Human Rights and Trade - a Balancing Act

April 23, 1997

Is existing human rights legislation adequate to support post-cold-war policy? Legislation in the United States to promote and protect human rights in other countries arose 25 years ago from the unease of many Americans over close association with oppressive anti-communist oligarchies in Latin America.

The result was a body of laws mandating that decisions on economic and military aid, military sales, and export credits take into account how governments treated their peoples.

Further, the acts required the State Department to report annually on human rights conditions in each member country of the United Nations.

The policies and the statutes immediately engendered conflicts with United States security interests. In Iran, the Philippines, and Korea, pressures against human rights abuses were moderated to avoid undermining regimes providing bases, facilities, and significant security cooperation. Abuses were tolerated in Central America to shore up opposition to communist guerrillas. Nevertheless, threats to reduce aid and the embarrassment of negative human rights reports had an effect.

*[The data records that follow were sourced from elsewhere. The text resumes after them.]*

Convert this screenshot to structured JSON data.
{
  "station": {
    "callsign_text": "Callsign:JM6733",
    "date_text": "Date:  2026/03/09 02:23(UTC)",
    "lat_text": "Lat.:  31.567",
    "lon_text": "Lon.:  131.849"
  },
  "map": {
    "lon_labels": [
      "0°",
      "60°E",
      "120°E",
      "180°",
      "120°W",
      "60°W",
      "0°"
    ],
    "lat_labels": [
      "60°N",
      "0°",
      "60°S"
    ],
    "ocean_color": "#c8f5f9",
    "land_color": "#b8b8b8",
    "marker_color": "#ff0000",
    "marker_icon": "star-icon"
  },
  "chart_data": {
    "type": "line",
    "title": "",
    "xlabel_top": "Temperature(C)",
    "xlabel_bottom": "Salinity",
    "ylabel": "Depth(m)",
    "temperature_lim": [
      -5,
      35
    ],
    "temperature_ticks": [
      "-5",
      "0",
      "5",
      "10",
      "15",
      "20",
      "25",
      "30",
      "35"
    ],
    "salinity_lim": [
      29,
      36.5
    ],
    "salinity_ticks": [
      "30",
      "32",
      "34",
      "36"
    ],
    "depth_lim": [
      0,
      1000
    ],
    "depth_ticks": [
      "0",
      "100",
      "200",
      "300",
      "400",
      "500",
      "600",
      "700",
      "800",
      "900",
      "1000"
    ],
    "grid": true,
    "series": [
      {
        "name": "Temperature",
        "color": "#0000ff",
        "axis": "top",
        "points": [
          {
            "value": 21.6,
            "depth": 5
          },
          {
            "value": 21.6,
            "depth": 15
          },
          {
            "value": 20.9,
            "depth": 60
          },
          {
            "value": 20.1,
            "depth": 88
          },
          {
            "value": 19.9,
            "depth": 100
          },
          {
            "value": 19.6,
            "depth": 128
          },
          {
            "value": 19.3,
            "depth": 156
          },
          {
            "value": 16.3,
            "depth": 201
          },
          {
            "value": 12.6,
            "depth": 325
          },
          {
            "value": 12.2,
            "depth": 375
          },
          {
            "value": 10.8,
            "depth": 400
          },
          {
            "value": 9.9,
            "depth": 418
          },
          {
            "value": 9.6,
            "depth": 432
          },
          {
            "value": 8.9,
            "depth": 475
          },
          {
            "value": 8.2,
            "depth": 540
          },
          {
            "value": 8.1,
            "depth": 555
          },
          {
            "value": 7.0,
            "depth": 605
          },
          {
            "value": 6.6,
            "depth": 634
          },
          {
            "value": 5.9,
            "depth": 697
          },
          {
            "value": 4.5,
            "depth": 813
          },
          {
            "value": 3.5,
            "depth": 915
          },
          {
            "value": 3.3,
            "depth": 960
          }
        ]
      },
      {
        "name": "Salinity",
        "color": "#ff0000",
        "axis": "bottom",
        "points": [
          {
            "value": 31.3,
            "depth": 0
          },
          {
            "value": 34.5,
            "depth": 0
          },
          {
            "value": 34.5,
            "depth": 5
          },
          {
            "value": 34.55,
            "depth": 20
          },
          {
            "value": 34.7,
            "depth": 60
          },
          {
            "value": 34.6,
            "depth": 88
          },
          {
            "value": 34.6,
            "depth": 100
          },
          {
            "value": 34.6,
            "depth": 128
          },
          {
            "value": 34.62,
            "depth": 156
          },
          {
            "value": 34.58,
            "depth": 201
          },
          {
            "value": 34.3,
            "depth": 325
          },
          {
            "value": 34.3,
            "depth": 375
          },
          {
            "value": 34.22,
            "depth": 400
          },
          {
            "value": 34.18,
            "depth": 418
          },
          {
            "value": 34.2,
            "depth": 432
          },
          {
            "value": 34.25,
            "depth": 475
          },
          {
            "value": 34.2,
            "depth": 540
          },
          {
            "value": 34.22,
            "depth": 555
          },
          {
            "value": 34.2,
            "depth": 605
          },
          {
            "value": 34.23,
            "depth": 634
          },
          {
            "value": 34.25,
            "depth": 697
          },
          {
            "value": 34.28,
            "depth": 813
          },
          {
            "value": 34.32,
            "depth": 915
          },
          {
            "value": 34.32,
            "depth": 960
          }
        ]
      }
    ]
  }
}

With the end of the cold war, the earlier issues of human rights versus security have largely disappeared. The Berlin Wall fell. All of Eastern Europe and the former Soviet Union are undergoing major internal changes and progress in human rights. Dictators in Central America, the shah of Iran, and Ferdinand Marcos of the Philippines are gone. Mobutu Sese Seko of Zaire is going. Perhaps only the dilemma of how to reconcile the importance of Turkey with that country's treatment of its Kurdish minority remains an echo of past security dilemmas.

Current problems with China illustrate the difficulty of reconciling trade and human rights. Indeed, this dilemma is of a different order. The instruments of the cold war and its legislation are no longer relevant.

Previous human rights and security conflicts were largely considered and resolved within the legislative and executive branches. Some businesses were affected, but the private sector was largely a bystander. If the United States suspended aid to a country, there were relatively few alternative sources. This is not the case when trade is the issue. If the United States government impedes trade opportunities, many competitors lie in wait. In China, large contracts - and jobs - are at stake.

In the cold-war context, aid was the principal instrument of pressure. But the United States has no aid program with China. Beijing either turns a deaf ear to the human rights reports or retaliates with charges against Washington. Embarrassment is not leverage with the Chinese.

When trade, not security, is the issue, two instruments remain for the United States: the granting of most favored nation (MFN) status and economic sanctions. Congress and the administration have already demonstrated their reluctance to use MFN as leverage on human rights. Economic sanctions have even less appeal. And the business community works aggressively to ensure that neither is in place. Beyond that, no one is certain that economic pressure would change Chinese policies.

The US does sacrifice commercial advantage where other issues are at stake: terrorism in the case of Iran; Fidel Castro and communism in the case of Cuba; and weapons of mass destruction in Iraq. But similar sacrifices seem less possible when human rights alone are involved.

HUMAN rights issues with China will not disappear. The Tiananmen Square issue of 1989 and the brutal takeover of Tibet make that certain. No United States official, whether executive or legislative, can visit China without openly talking to the Chinese about their treatment of pro-democracy elements. With the incorporation of Hong Kong in July and the indications that Beijing will place new restrictions on freedom, the issue could become even more acute.

Advocates of engagement with China through trade insist that open markets will eventually lead to greater freedoms. Given the ineffectiveness of instruments designed for another age and the reluctance to manipulate trade, perhaps this approach represents the only hope for reconciling the US interest in human rights and long-term relations with China.

* David D. Newsom, former undersecretary of state, is Cumming Memorial Professor of International Affairs at the University of Virginia.